Le terme infobésité est un néologisme, un mot-valise qui représente la contraction entre information et obésité. Il désigne la surcharge informationnelle à laquelle la population est confrontée . L’infobésité est comparée à un excès de matière grasse formée par le bombardement d’informations qui étouffe les processus intellectuels, entraînant surcharge cognitive, sensorielle et communicationnelle.

Le paysage urbain lui aussi à mon sens est soumis à l’infobésité. La multiplication des informations dès qu’un usager met un pas dans la rue n’est pas évidente au premier abord et pourtant, les supports sont nombreux. On peut citer enseignes, devantures, affiches, tracts, signalétiques, affichages lumineux, formats sucette, abribus, kiosques, transports en commun, couloirs de métro, supports personnels (cartes de fidélité, tickets de caisse…).

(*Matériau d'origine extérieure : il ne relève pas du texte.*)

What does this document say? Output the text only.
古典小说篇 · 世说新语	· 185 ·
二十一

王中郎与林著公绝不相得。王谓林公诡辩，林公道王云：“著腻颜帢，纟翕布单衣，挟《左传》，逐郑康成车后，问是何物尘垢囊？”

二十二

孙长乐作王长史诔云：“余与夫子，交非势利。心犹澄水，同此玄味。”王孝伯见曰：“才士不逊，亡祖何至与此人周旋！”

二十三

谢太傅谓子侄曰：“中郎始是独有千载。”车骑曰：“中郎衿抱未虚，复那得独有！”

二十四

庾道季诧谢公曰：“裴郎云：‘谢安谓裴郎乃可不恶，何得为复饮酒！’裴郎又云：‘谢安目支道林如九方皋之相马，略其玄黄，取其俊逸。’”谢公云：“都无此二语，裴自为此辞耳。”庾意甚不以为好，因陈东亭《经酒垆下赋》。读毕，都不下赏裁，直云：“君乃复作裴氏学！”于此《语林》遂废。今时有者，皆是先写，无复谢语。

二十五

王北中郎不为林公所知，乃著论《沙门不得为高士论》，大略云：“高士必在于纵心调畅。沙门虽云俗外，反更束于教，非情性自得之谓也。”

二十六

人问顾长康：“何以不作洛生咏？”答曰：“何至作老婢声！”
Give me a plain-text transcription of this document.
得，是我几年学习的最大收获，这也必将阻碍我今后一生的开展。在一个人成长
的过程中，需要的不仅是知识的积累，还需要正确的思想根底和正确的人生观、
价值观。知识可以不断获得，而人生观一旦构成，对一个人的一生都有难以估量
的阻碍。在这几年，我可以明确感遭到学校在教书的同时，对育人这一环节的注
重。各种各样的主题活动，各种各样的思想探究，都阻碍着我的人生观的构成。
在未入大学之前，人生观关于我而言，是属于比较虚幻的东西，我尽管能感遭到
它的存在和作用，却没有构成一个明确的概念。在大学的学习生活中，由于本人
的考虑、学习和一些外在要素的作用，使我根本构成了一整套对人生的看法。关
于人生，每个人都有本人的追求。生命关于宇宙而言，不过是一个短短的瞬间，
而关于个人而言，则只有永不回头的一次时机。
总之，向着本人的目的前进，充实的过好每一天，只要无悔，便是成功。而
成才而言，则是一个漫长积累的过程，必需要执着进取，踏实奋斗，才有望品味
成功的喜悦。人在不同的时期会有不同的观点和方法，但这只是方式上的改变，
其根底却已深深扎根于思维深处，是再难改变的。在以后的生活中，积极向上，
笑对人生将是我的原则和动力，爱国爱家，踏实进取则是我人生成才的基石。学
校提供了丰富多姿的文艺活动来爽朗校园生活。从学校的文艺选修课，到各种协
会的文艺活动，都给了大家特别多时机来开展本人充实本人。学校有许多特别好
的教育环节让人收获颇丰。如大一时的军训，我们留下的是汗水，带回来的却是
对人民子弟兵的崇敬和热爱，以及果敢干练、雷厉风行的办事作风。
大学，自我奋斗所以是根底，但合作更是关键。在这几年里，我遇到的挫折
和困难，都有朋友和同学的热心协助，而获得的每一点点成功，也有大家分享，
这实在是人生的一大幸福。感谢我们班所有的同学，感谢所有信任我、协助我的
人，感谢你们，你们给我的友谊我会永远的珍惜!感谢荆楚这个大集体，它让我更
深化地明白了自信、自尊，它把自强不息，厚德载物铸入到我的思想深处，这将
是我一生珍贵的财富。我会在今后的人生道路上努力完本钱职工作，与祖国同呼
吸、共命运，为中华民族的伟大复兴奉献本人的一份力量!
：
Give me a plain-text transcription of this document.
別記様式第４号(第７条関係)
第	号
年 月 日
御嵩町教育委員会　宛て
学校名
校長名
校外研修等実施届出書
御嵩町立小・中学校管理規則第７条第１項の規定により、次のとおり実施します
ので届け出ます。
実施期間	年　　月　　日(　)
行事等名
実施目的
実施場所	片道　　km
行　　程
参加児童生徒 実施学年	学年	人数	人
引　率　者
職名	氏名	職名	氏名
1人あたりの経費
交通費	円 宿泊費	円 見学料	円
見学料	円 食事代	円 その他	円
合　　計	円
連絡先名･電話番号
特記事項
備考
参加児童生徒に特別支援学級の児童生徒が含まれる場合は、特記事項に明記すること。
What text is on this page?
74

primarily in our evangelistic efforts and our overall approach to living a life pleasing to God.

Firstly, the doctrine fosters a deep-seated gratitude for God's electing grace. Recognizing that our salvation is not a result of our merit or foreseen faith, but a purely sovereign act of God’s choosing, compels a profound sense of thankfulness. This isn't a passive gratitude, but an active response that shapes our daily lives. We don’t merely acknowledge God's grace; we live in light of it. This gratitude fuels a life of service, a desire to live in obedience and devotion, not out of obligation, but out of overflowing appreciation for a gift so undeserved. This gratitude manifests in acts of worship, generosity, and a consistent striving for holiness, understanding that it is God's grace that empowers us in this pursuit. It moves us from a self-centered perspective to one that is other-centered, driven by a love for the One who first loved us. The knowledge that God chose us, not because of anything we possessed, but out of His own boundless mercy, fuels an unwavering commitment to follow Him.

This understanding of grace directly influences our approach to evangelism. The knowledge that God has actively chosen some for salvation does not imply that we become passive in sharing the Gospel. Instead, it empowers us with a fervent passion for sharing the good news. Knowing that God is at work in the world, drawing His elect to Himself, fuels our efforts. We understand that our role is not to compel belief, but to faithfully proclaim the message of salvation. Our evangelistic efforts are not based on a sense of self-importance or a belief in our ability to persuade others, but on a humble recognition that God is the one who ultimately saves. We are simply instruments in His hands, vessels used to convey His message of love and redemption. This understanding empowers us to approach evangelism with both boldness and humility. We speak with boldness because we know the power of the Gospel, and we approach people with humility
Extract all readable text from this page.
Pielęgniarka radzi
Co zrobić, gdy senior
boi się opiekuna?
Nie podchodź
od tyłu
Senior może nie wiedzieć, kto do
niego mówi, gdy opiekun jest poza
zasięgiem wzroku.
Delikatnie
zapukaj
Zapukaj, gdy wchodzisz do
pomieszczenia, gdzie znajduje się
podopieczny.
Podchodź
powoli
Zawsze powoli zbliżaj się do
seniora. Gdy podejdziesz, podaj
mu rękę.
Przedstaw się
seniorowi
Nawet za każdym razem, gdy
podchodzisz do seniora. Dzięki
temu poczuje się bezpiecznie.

Si je remarque cette surabondance de supports et médias de communication, c’est parce que, par ma formation, mes études, je suis sensibilisée aux supports visuels mais pour une personne qui ne l’est pas, cette surabondance fait un effet caméléon dans la ville et vient se fondre dans le paysage. De ce fait, cette volonté de communication a pour finalité de ne plus communiquer ne d’intéresser et en retour, agresse, dérange et envahit.

Je me questionne alors sur ce sujet : comment communiquer sans envahir ? Quels supports de communication pour quel lieu ? Comment atteindre l’usager lorsque le support est lâché dans la ville ?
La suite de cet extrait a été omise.